Revoking the current antidumping duty orders on these pipe fittings from China, China's Taiwan, Brazil, Japan and Thailand would likely lead to continuation or recurrence of material injury within a reasonably foreseeable time, the commission said in a statement.
As a result, the USITC concluded that the existing orders on imports of these products from those markets will remain in place, according to the statement.
The USITC's action came under a five-year review process required by the Uruguay Round Agreements Act, which stipulates that the US Commerce Department should revoke an antidumping or countervailing duty order or terminate a suspension agreement after five years.

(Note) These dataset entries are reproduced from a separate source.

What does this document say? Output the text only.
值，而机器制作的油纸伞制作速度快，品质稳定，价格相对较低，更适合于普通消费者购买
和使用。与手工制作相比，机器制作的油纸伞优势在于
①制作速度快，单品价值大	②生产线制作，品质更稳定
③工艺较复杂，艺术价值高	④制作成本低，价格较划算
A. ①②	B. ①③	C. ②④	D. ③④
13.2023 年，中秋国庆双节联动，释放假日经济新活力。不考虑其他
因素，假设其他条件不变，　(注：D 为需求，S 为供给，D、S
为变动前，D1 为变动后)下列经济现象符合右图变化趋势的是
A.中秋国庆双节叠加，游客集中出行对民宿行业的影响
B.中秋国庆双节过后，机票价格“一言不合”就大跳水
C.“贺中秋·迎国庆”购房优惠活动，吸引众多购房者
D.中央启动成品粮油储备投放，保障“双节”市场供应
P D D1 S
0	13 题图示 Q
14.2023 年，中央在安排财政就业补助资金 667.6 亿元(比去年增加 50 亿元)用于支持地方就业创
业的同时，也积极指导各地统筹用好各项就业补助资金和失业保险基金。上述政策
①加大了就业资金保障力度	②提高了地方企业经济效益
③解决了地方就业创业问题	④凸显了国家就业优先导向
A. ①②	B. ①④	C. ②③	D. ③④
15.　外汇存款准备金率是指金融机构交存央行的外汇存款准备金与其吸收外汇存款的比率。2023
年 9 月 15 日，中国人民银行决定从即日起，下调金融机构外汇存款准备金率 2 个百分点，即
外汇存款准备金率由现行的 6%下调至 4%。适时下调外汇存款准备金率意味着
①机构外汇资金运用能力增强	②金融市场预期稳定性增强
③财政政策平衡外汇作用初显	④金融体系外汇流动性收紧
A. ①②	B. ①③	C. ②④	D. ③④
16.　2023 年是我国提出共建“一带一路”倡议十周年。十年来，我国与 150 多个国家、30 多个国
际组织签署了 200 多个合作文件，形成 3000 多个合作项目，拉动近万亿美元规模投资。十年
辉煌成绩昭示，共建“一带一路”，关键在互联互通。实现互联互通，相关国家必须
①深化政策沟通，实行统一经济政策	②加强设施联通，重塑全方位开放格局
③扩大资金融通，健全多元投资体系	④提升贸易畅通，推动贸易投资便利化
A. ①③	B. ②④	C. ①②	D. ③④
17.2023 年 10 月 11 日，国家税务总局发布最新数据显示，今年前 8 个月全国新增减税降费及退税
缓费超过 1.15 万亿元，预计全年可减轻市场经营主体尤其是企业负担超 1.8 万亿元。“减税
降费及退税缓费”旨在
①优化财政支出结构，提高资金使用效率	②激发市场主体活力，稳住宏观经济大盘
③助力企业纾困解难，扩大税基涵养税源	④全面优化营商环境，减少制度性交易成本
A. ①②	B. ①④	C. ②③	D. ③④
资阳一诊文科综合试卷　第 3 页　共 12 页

However, the stipulation does not apply should the Commerce Department and the USITC determine that revoking the order or terminating the suspension agreement is likely to lead to continuation or recurrence of dumping, subsidies or material injury within a reasonably foreseeable time.
The five-year reviews concerning carbon steel butt-weld pipe fittings from those markets were instituted in October 2010, and the USITC voted to conduct full reviews in January this year.
With respect to China, the United States' existing antidumping duties on imports of carbon steel butt-weld pipe fittings range from 35.06 percent to 182.90 percent.
As the US economy is reviving at a near-jobless recovery pace, protectionist moves by the United States are on the rise.
China has repeatedly voiced its opposition to the abuse of trade remedies and stressed that such discriminative measures are hazardous to the development of China-US trade.
The United States, the Chinese Commerce Ministry has stressed, should get rid of its bias and give Chinese enterprises "equal and fair treatment."
In a January visit to Washington, Chinese Commerce Minister Chen Deming said China is willing to work with the United States to tackle their trade imbalance through communication and cooperation "in an atmosphere of mutual trust and equality."